COM GOLS, BALOTELLI OBRIGA ITÁLIA A SE QUESTIONAR

COM GOLS, BALOTELLI OBRIGA ITÁLIA A SE QUESTIONAR

Jamil Chade

01 de julho de 2012 | 14h29

Ele não era para ter nascido na Itália. Seus pais, de Gana, optaram por imigrar para a Europa no final dos anos 80. Não foram muito longe. Cruzaram o Mediterrâneo, como milhares de africanos, e desembarcaram no sul do “continente-esperança”. Em 1990, nascia em Palermo o jovem filho de estrangeiros ilegais. Morou com 20 pessoas dividindo uma casa. Com apenas dois anos, o garoto seria dado pelos pais para adoção, diante da precariedade social que viviam. Antes disso, quase morreu e só foi salvo porque não estava em Gana. Cairia justamente com uma família de italianos, os Balotellis.

Ganharia um nome, Mario, além de todos os direitos sociais e econômicos de um europeu. Seu bilhete de loteria estava mesmo premiado. Hoje, Mario Balotelli é um heroi nacional, mas também de uma forma inesperada um ícone de um continente que sofre para entender o que é nacionalidade, direitos de estrangeiros e, diria eu, humanidade.
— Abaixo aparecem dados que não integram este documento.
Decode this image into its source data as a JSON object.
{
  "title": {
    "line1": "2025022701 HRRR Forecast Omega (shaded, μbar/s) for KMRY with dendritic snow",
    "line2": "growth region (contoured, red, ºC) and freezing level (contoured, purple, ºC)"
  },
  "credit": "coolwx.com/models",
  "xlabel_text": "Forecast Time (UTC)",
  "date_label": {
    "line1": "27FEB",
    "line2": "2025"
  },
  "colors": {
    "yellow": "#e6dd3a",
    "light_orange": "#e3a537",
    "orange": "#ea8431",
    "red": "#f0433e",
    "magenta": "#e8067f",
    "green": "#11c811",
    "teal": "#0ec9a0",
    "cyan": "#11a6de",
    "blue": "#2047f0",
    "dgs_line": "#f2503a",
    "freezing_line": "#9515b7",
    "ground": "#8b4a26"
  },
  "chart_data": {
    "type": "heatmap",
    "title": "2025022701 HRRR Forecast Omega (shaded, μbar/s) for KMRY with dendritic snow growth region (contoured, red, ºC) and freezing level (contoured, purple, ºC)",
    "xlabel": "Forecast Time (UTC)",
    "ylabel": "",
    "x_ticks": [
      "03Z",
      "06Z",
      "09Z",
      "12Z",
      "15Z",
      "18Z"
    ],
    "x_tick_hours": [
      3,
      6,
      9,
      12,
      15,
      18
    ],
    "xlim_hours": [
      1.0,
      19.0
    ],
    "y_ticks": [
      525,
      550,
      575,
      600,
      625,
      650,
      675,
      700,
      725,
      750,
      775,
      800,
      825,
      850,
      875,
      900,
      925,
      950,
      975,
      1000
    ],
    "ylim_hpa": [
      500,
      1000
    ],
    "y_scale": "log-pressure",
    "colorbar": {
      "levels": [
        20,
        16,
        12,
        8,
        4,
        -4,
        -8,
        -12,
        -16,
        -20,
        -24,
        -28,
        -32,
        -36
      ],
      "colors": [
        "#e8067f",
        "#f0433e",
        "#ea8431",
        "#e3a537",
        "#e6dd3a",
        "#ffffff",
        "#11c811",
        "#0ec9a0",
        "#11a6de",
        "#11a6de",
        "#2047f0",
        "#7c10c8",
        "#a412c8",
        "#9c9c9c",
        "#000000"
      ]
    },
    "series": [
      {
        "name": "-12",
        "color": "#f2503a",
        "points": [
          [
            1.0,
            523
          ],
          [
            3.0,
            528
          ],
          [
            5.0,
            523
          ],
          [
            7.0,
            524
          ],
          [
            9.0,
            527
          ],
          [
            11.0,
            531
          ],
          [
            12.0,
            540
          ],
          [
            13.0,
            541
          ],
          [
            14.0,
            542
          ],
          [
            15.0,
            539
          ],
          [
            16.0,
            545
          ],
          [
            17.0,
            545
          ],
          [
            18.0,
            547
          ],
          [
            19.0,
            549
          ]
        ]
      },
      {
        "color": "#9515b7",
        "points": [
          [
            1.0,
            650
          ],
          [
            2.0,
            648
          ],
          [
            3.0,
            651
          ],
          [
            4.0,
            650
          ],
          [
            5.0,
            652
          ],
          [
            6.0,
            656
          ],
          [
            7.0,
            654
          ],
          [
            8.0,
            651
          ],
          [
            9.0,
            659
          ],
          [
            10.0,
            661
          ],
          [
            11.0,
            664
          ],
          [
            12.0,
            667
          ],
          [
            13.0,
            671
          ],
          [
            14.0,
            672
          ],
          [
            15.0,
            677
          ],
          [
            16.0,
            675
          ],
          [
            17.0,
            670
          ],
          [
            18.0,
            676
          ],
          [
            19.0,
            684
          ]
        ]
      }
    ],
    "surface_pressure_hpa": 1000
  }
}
Para muitos, Balotelli é o máximo representante da Itália multiétnica. Comentaristas foram rapidamente buscar comparações ao jovem nas estátuas de bronze nos museus locais, depois de seus gols que levaram o combalido futebol italiano à final de hoje.

Mas é curioso como gols podem mudar a percepção de uma nação sobre seus próprios cidadãos… Durante sua curta carreira, Balotelli foi alvo de repetidos insultos, dentro e fora de campo. No atual torneio, torcedores espanhóis foram multados em 20 mil euros por entoar cantos racistas cada vez que ele tocava na bola no jogo ainda válido pela primeira fase. Neste domingo, terá a ocasião de revidar, com gols.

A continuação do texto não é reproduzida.